Vou para Casa,
de Manoel de Oliveira


Vou para casa, Portugal/França, 2001

Que risco corre o pobre crítico ao tentar dar conta deste filme de Manoel de Oliveira no afã da urgência do dia a dia de uma Mostra de Cinema, precisando cobrir uma enormidade de exibições, uma quantidade de filmes e tendências, de acontecimentos? Quais são as chances de ser parcial, de não fazer jus ao que se viu, de não se poder ir a fundo no que o filme nos apresenta? Totais. É, realmente, um fato dado previamente: não se pode dar conta de um filme como este, talvez não se possa nunca. O cinema supera a crítica, ainda bem.

Porém, o que há de mais interessante neste filme é que justamente o que desconcerta nele é a simplicidade. Pois o que fascina não é uma amálgama de citações, de referências, de objetivos, de utilização deslumbrante da técnica, ou desconcertante da narrativa e sua estrutura. Pelo contrário, o que maravilha neste novo trabalho do mais jovem diretor de 93 anos da história do cinema é o abraço carinhoso ao que há de mais básico no cinema: uma história, um personagem, um ator. Pronto. Aí está a magia que só os grandes possuem, de nos reensinar a olhar ao mesmo que sempre vemos, mas de vê-lo de outro jeito.

Claro que dizer isso é dizer pouco. É não citar a genialidade no uso do som fora de quadro, no jogo dos olhares que ultrapassam os limites do filmado. É não falar dos enquadramentos que sempre fogem ao esperado, que flagram um monólogo pela nuca do ator, que nos deixam minutos a fio a observar um sapato, talvez o sapato mais dramático da História do cinema. É não falar do trabalho de atores como John Malkovich, Leonor Silveira, mas acima de todos, Michel Piccoli (num filme que é todo dele). É não falar do fascínio de Oliveira pelo teatro, que transparece aqui numa utilização dramática perfeita do texto teatral em uníssono com o cinema. E é preciso que se fale disso tudo, disso e muito mais.

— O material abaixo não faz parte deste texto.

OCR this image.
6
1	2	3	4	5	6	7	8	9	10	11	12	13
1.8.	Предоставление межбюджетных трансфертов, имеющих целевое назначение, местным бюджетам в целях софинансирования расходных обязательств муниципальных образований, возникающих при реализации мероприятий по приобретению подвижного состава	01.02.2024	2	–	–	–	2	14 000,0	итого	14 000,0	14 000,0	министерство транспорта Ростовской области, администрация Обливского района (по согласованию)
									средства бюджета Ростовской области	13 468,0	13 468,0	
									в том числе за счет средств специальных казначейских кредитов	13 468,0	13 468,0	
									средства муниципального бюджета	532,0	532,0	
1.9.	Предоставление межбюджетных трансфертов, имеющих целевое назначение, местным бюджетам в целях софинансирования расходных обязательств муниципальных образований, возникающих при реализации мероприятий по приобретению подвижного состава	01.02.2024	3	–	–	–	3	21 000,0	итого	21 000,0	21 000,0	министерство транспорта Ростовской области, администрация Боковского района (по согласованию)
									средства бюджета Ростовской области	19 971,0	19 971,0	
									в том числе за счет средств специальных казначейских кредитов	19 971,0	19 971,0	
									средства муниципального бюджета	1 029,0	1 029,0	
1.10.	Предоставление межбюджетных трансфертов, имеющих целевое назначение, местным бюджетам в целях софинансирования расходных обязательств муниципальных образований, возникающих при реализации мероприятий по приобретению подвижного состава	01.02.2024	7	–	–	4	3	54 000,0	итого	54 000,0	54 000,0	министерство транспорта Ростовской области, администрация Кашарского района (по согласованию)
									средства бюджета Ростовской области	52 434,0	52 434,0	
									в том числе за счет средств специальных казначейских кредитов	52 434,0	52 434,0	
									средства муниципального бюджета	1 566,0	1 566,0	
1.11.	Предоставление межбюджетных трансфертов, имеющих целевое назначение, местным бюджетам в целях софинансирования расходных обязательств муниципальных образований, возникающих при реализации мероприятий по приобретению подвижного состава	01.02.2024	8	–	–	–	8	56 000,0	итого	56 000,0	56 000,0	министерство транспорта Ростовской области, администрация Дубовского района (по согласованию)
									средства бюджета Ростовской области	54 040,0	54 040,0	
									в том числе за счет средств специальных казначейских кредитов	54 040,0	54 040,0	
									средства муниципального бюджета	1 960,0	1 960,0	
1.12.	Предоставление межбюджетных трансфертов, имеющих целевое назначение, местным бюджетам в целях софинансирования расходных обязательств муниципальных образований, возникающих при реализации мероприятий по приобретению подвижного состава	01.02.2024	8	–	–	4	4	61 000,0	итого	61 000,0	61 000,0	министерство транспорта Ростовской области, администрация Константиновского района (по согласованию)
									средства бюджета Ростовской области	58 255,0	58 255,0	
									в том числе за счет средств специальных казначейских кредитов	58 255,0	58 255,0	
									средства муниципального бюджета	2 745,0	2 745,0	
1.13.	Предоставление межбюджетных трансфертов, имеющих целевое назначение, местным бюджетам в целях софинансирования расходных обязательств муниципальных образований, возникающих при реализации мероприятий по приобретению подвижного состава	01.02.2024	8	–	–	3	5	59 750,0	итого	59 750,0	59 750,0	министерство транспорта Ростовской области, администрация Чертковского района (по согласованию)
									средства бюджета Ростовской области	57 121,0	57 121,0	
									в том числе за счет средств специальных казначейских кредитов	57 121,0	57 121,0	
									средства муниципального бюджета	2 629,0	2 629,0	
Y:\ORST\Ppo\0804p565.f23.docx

Mas, se fôssemos aprender com o mestre a lição de contenção, de nos atermos ao que é essencial, falaríamos somente da construção sutilíssima de um universo em desencontro. De um retrato da perda de controle da vida, do dia a dia. Da tentativa de simular que tudo vai bem, quando é óbvio que a vida saiu dos eixos. Do estado de teatro da vida nossa de cada dia, e dos limites que esta e qualquer outra atuação possui, de quando fingir e ser um outro não mais dá conta da realidade. De como só os olhos infantis conseguem ler isso com a clareza que nós não mais possuímos.

Pois é isso, principalmente, que faz Vou para Casa a enormidade de filme que é. De tratar do que é mais humano pela via da recriação. De nos mostrar como um balé de câmera e atores entrando e saindo de um café parisiense pode ser um retrato sublime da vida e sua maravilhosa capacidade de nos escapar ao controle. Simples e profundo, como só os mais sábios podem ser. Revitalizando o cinema com o que ele possui de mais antigo, o mestre das contradições, o garoto de 93 anos, desafia mais uma vez os críticos a eles também reconhecerem seus limites, e irem para casa.